Cahier critique 09/09/2020

“Roc et Canyon” de Sophie Letourneur

Dans le train qui les mène en colonie, des adolescents se jaugent du coin de l’oeil. Caché derrière un rideau de cheveux, Augustin garde obstinément son baladeur sur les oreilles. Plus délurées, Chloé et Marion ont déjà convié le grand et beau Gabriel à jouer aux cartes. Le soir, sous la tente, Marion confie à sa copine qu’elle pense sans arrêt à lui.

Marion fond pour Gabriel qui a finalement un penchant pour Chloé qui elle-même n’a d’yeux que pour Augustin. On avait beau déjà savoir tout ça, Roc et canyon n’en finit pas de nous épater. Le temps d’une colonie de vacances dans la région grenobloise, la jeune réalisatrice s’attache aux histoires d’une tribu d’adolescents d’une quinzaine d’années. Amour, potins, copinages puis trahisons, rivalités, activités, le quotidien se déclinerait presque comme un roman-feuilleton. Précis des combines et combinaisons amoureuses dans les vapeurs adolescentes, portrait juste d’une époque en marche, cinéma vif et inventif, le troisième court métrage de Sophie Letourneur finit de nous convaincre de la force et de la singularité de son regard, avouons-le d’entrée.

La réalisatrice fabrique depuis ses débuts des objets filmiques basés sur des moments de vie, des morceaux de réalité accrochés à sa mémoire qu’elle démultiplie et réinvente à l’envi. Enregistrements de conversations, notes, témoignages, photos souvenirs lui servent à construire ses histoires qu’elle fait jouer ensuite à des apprentis comédiens, les laissant libres de construire leur interprétation, dialogues compris dans le cas de Roc et canyon, à partir de la simple intention qu’elle donne. Si réduire la portée du film à l’originalité de son dispositif n’est évidemment pas suffisant, il permet de percer, un peu, la fraîcheur qui émane de ses personnages, cinquante-cinq minutes durant. Fiction documentaire, documentaire de fiction, la question n’est pas ici de délimiter un genre, mais de voir à l’œuvre un cinéma qui cherche au-delà des limites. Rien n’est véritablement volé à ces formidables protagonistes. La réalisatrice est parvenue à établir la confiance nécessaire pour réussir à cueillir ce qu’elle était venue chercher : tics de langage, secrets murmurés sous la tente, ébauches de gestes maladroits. On sent là la volonté de tracer un portrait de groupe et le film, à ce titre, défile selon une narration assez classique, déployant par ordre chronologique les rendez-vous incontournables de la vie en colo.

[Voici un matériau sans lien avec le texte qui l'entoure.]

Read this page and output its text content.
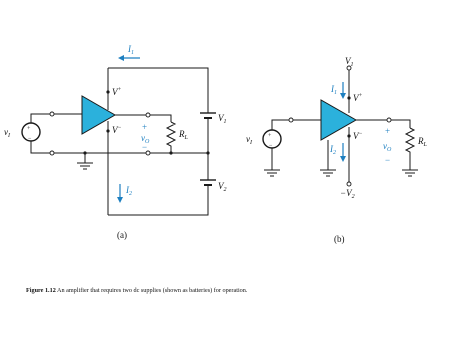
+
−
$v_I$
V+
V−
$R_L$
+
$v_O$
−
$V_1$
$V_2$
$I_1$
$I_2$
(a)
+
−
$v_I$
$V_1$
V+
$-V_2$
V−
$R_L$
+
$v_O$
−
$I_1$
$I_2$
(b)
Figure 1.12 An amplifier that requires two dc supplies (shown as batteries) for operation.
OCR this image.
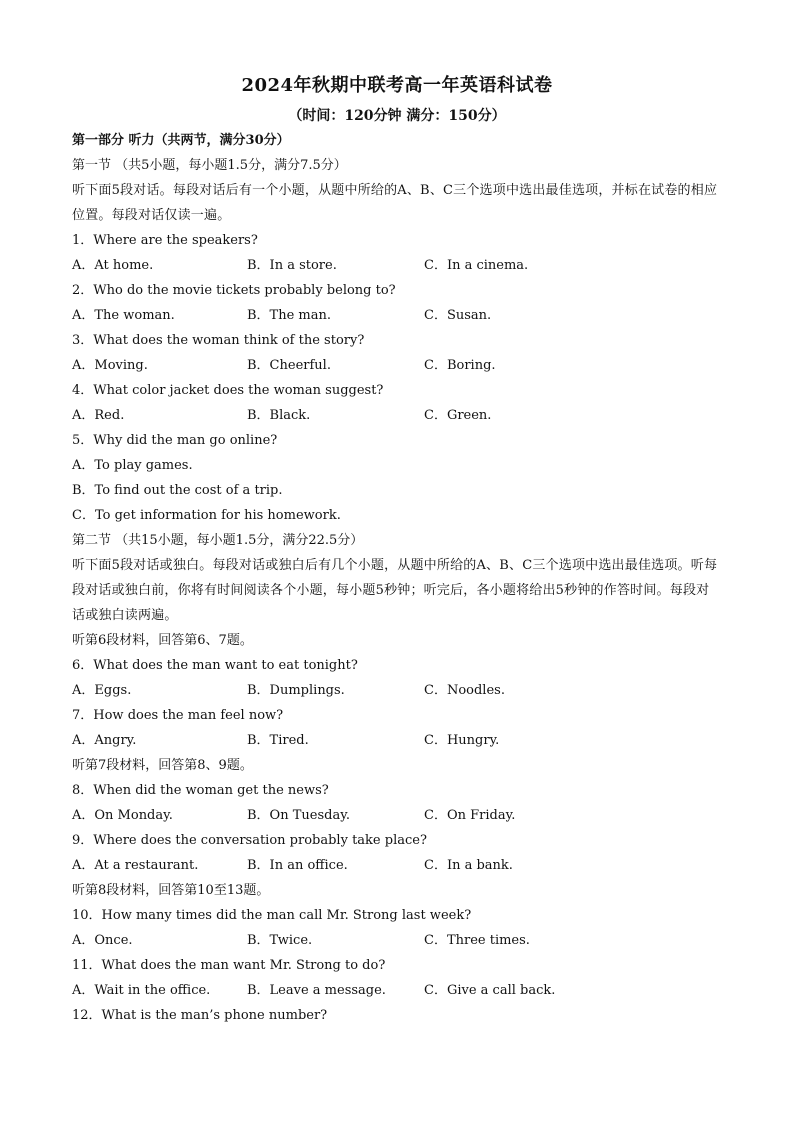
2024年秋期中联考高一年英语科试卷
（时间：120分钟 满分：150分）
第一部分 听力（共两节，满分30分）
第一节 （共5小题，每小题1.5分，满分7.5分）
听下面5段对话。每段对话后有一个小题，从题中所给的A、B、C三个选项中选出最佳选项，并标在试卷的相应位置。每段对话仅读一遍。
1．Where are the speakers?
A．At home.	B．In a store.	C．In a cinema.
2．Who do the movie tickets probably belong to?
A．The woman.	B．The man.	C．Susan.
3．What does the woman think of the story?
A．Moving.	B．Cheerful.	C．Boring.
4．What color jacket does the woman suggest?
A．Red.	B．Black.	C．Green.
5．Why did the man go online?
A．To play games.
B．To find out the cost of a trip.
C．To get information for his homework.
第二节 （共15小题，每小题1.5分，满分22.5分）
听下面5段对话或独白。每段对话或独白后有几个小题，从题中所给的A、B、C三个选项中选出最佳选项。听每段对话或独白前，你将有时间阅读各个小题，每小题5秒钟；听完后，各小题将给出5秒钟的作答时间。每段对话或独白读两遍。
听第6段材料，回答第6、7题。
6．What does the man want to eat tonight?
A．Eggs.	B．Dumplings.	C．Noodles.
7．How does the man feel now?
A．Angry.	B．Tired.	C．Hungry.
听第7段材料，回答第8、9题。
8．When did the woman get the news?
A．On Monday.	B．On Tuesday.	C．On Friday.
9．Where does the conversation probably take place?
A．At a restaurant.	B．In an office.	C．In a bank.
听第8段材料，回答第10至13题。
10．How many times did the man call Mr. Strong last week?
A．Once.	B．Twice.	C．Three times.
11．What does the man want Mr. Strong to do?
A．Wait in the office.	B．Leave a message.	C．Give a call back.
12．What is the man’s phone number?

Mais Sophie Letourneur filme aussi au plus près des corps, louant sans cesse leur beauté niée, ces corps que l’on cache derrière une mèche de cheveux comme ceux que l’on exhibe à la piscine même quand on les souhaiterait différents. Et la réalisatrice ne s’interdit jamais de pouvoir aussi rire de tout, notamment du burlesque des séances sportives qui contraignent ces grands enfants à jouer de bon cœur ou de la philosophie d’un Augustin qui, à l’écart du troupeau, avoue mi­-placide mi-aride que “ce qu’on fait autour du foot, c’est trop énorme” pour lui. Elle parvient ainsi à dépasser la légèreté ambiante et offre un contrechamp, familial, social, que le spectateur est libre de s’approprier. Les séquences de “trêve”, relevées par une musique aux consonances de western de Tom Harari, appuient la vision épique de l’adolescence que la réalisatrice entend donner. Mais restant au creux de l’oreille, ce petit air qui peut rappeler aussi la mélancolie des balades de Nick Drake révèle combien ce moment de la vie, forcément “trop sensible”, contient de tonalités.

Amélie Galli

Article paru dans Bref n°80, 2007.

Réalisation et scénario : Sophie Letourneur. Image : Tom Harari. Montage : Michel Klochendler.
Son : Claire-Anne Largeron, Guillaume Chevalier et Jean-Guy Véran. Musique originale : Tom Harari.
Interprétation : Marion Abeille, Augustin Hüe, Gabriel Mathivet et Chloé Sire. Production : Ecce Films.